Peas are one of the easiest plants to grow and you can make it easier on yourself by growing them in a polytunnel. This is a great project to do with children as they will be able to watch their plants grow. Kids will also enjoy picking and shelling the peas, which will encourage healthy eating habits.
Snap peas ripen 3 weeks after flourishing
Peas are a hardy crop that thrives in cool weather and are one of the first vegetables to be harvested. There are two main types, garden peas and snow peas. Snow peas are harvested before the seeds swell and are great in salads. Snap peas are a cross between snow peas and garden peas and are grown in small spaces.
Growing peas in a polytunnel
Growing peas in a polytunel is an easy, rewarding experience. The warm, protected environment of a polytunnel will keep the peas healthy and free from pests and birds. This type of gardening space also allows you to control climate, humidity and irrigation.

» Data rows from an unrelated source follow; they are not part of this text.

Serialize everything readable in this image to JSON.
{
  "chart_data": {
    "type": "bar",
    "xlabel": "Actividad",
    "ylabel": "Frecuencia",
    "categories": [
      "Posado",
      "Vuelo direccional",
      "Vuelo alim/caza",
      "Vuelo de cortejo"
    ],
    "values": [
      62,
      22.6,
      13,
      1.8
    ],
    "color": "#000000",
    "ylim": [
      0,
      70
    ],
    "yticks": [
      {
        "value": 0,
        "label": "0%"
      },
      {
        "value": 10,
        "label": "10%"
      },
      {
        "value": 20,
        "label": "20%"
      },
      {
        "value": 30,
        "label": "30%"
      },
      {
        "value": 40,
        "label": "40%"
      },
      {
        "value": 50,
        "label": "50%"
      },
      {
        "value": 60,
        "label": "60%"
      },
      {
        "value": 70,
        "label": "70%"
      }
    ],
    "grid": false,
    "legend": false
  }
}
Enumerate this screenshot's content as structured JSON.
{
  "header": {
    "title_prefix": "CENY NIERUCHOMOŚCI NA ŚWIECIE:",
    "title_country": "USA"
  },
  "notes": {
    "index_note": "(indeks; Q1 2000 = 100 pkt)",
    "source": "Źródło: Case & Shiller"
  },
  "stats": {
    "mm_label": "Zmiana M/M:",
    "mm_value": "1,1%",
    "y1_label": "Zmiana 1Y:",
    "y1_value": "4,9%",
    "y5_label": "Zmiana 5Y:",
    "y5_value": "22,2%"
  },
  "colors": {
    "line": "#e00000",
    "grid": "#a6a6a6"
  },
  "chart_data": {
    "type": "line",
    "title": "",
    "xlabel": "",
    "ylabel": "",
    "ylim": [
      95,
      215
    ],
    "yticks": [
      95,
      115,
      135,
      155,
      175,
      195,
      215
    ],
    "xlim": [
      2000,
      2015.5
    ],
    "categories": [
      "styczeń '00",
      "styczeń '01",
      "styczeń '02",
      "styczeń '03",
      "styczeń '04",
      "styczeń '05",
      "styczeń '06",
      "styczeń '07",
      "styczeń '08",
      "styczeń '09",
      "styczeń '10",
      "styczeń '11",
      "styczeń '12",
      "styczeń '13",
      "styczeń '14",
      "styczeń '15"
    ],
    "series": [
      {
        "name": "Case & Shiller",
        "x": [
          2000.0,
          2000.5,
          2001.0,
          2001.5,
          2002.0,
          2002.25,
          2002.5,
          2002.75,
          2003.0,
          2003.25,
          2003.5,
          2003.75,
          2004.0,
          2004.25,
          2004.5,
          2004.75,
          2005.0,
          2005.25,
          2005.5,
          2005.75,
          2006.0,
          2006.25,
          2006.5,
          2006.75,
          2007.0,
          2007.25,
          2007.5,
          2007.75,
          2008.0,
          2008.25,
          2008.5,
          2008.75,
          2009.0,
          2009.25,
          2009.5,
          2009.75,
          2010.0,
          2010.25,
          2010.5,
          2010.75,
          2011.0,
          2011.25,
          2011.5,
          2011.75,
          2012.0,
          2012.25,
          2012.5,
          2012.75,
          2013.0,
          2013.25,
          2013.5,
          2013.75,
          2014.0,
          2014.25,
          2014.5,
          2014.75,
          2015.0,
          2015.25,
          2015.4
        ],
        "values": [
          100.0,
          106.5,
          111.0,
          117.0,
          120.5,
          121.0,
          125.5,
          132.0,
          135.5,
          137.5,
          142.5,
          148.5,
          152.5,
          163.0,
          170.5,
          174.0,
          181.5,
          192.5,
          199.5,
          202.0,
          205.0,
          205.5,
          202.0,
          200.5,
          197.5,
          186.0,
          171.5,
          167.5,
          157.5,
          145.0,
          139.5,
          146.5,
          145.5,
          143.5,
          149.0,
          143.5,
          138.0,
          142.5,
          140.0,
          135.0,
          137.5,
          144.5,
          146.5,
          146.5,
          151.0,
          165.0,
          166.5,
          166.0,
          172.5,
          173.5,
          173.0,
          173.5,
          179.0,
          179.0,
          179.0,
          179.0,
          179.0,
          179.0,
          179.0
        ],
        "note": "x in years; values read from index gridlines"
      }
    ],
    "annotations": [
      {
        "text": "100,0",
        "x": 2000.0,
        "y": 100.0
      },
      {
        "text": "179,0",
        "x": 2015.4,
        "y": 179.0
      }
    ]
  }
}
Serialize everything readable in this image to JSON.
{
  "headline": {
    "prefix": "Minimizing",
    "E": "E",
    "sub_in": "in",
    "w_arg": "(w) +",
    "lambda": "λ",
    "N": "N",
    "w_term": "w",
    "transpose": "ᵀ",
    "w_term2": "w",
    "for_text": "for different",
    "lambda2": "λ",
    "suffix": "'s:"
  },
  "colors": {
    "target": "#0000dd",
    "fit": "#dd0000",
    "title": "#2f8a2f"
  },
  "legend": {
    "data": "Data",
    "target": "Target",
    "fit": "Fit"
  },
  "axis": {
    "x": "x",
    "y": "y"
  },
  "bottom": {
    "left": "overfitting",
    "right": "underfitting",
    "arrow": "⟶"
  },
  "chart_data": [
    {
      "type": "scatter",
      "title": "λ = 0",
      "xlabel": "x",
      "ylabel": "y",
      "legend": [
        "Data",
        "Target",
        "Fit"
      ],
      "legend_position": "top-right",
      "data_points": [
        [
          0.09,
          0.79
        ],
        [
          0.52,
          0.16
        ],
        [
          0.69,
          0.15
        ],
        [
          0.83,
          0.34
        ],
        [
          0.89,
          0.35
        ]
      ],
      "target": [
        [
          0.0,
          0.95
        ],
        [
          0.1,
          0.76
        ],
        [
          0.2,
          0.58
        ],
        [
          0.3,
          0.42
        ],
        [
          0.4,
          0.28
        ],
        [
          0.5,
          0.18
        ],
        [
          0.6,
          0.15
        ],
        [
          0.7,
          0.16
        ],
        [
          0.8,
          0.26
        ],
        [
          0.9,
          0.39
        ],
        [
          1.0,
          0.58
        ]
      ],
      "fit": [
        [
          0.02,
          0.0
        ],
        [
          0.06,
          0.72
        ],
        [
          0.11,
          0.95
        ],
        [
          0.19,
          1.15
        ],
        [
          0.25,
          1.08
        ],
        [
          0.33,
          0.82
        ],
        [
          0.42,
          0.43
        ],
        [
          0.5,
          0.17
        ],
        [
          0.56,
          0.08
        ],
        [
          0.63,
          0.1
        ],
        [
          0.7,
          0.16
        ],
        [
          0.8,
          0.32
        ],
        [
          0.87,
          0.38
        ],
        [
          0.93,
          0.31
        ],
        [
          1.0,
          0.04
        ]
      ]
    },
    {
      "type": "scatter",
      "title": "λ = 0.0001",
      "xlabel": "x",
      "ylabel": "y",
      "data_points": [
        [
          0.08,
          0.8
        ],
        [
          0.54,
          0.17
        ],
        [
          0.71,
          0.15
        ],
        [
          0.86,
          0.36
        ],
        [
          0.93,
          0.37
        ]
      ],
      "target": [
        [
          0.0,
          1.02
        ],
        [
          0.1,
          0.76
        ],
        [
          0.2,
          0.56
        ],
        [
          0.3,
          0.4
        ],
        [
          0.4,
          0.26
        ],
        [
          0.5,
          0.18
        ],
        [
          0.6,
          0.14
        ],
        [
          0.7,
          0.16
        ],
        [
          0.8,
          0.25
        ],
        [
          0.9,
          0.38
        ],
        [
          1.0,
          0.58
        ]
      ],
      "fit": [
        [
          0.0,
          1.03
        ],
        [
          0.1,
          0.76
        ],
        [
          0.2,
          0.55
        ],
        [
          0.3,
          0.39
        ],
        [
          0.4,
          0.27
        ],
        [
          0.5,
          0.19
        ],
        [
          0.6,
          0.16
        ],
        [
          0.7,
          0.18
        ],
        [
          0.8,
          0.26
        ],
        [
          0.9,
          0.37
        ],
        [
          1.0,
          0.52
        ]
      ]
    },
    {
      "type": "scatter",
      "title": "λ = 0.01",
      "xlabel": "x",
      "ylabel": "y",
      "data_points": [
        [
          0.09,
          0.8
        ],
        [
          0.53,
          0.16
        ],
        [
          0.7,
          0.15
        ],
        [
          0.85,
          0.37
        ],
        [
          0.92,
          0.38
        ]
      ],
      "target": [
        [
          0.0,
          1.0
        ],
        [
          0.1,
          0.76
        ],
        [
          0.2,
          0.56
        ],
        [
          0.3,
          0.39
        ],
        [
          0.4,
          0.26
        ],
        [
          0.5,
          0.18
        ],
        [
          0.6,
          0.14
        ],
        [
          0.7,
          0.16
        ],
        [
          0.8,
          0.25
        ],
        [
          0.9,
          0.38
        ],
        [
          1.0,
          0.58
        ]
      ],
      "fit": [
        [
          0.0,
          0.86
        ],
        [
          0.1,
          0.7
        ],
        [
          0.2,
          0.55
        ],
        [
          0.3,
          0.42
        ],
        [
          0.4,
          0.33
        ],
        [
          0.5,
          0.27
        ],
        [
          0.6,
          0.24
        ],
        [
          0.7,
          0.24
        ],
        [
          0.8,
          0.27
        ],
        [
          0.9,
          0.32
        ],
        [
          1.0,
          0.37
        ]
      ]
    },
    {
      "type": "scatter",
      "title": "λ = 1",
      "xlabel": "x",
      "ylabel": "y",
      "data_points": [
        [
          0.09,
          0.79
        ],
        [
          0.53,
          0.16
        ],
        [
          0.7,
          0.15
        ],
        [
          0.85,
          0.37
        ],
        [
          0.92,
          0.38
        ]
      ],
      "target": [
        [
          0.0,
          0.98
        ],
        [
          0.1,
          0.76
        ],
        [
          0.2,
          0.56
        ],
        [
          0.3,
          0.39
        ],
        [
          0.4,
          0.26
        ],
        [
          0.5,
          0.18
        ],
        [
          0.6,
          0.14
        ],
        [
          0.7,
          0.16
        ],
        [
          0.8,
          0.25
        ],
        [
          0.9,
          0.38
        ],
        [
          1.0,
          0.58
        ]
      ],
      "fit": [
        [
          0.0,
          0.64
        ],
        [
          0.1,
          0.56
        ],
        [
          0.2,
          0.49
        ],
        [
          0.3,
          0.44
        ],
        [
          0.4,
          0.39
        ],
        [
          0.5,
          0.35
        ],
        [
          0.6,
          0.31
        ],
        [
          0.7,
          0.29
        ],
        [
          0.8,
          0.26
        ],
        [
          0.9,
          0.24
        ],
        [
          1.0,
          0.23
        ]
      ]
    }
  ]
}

In addition, peas can be planted in successions to ensure a continuous supply throughout the growing season.
When planting, remember to separate the plants from each other to minimise the risk of cross-pollination. Sweet peas, in particular, are an ideal choice for polytunnels because they are a good pollinator for other crops. Sow the seeds in a 12cm pot of compost with sufficient space between them. Once the seedlings have germinated, they will flourish in the polytunnel.
Protecting pea plants from birds and mice
There are a number of effective ways to protect your pea plants from mice and birds in a polytunnel. One of the most common is by installing bird mesh. This is a net that is placed around the plants, usually during blooming time. This prevents the small animals from pecking at your pea plants. Alternatively, you can spray your plants with insecticidal detergent.
Mice and birds love pea plants and will often try to reach them by climbing the fences. These creatures are often very small, and a small percentage of the mature plants are lost to predation. This is a small price to pay for the benefits of the natural world. However, it’s important to ensure that the loss is sustainable and minimised.
Sowing seeds directly in a polytunnel
Before sowing seeds directly in a polytunnelling bed, it is important to prepare the soil with organic matter. You can do this by covering the bed with a cloche, row cover, black plastic sheeting, or mulch. You should also rake the soil to achieve a fine tilth.
Seeds must be sown in a well-drained, weed-free area. Check seed packets for the best sowing dates. It’s also important to consider the length of the growing season. Some vegetables are not suitable for growing in cold climates, while others need extra time to reach maturity.
Transplanting seedlings later
When it comes to growing peas, a polytunnel is a great choice. Peas are an excellent choice for growing in a polytunnel as they grow quickly and are easy to care for. They’re also beneficial for improving soil and should be planted in a crop rotation system. Plant peas at a time when the soil has warmed up sufficiently. Then, support them with netting, mesh, or branched twigs.
Sowing peas in a tunnel is ideal for harvesting peas in early April or mid-May. Be sure to pick the pods regularly, once or twice a week. If you don’t, they’ll stop flowering and won’t produce pods.